Here are four essential places to try a New Orleans beignet.
The icon. The moment. The real OG. Café Du Monde opened in 1862, and for more than 150 years, it’s retained its global credibility through a sole item on its food menu: beignets.
Served hot, puffy, and smothered in snow-like powdered sugar, Café Du Monde’s beignets have become popularized through literature, folklore, and movies, such as The Princess and the Frog and Chef. With locations around Louisiana (and at one point, even in Japan), the original location in the historic French Quarter remains its most popular. Overlooking architectural marvels and jazz street players, visitors from all over the world can catch a bit of the Mississippi River breeze while enjoying one of the city’s oldest delights. Originally opened as a coffee stand, the café also serves other New Orleans favorites, including chicory coffee—which has a slightly chocolatey, nutty flavor—and coffee served “au lait,” with hot milk. Remaining true to its roots, recipes at the café have reportedly gone unchanged, meaning that guests can be assured that the delicious dining experience they enjoy was likely shared by many who came before them.

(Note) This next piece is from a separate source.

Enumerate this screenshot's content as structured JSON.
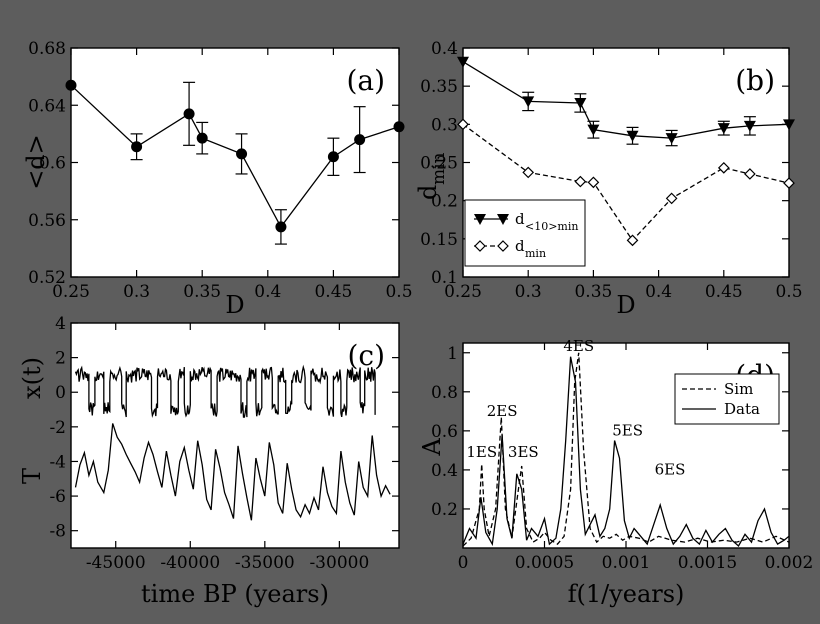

Cafe Beignet was opened on Royal Street in the 1990s by a group of close friends, and their idea has since grown into a local chain. It serves breakfast, sandwiches, local specialties like red beans and rice and the muffuletta, a New Orleans–style sandwich of a Sicilian sandwich loaf filled with layers of salami and ham, various cheeses, and an aromatic olive salad. Of course, it also serves the almighty beignet. Note that Cafe Beignet’s pastries are more cakey than Café du Monde’s beignets, showing that there’s no one way to do a beignet.
While most associate beignets with powdered sugar, New Orleanians know that there are many ways to enjoy this perfectly fried dough. As the first African American woman to own and operate a praline storefront in New Orleans, owner Lorretta Harrison takes this to heart: Loretta’s Authentic Pralines serves nationally recognized pecan pralines, cookies, and other sweets, like its innovative beignets. Just a few of the varieties that keep patrons coming back? Breakfast beignets with sausage or bacon, egg, and cheese, peanut butter and jelly beignets, burger beignets, and praline beignets, which includes mouthfuls of fried beignet dough complimented with melted praline.
“It’s beignets for days,” says Cynthia Tate, Harrison’s niece and a shop worker. “Whatever it is, it’s freshly made and made with love.”
Plant-based restaurant Seed has taken local favorites like po’boys and gumbo and turned them into vegan delights. Seafood gumbo becomes mushroom gumbo, po’boys are filled with eggplant, and grits are served with saucy seitan. And no, it didn’t forget about the beignets. Still deep-fried, the restaurant takes its own spin on the pastry, opting for a vegan, dairy-free dough, and serving them with a coffee crème anglaise.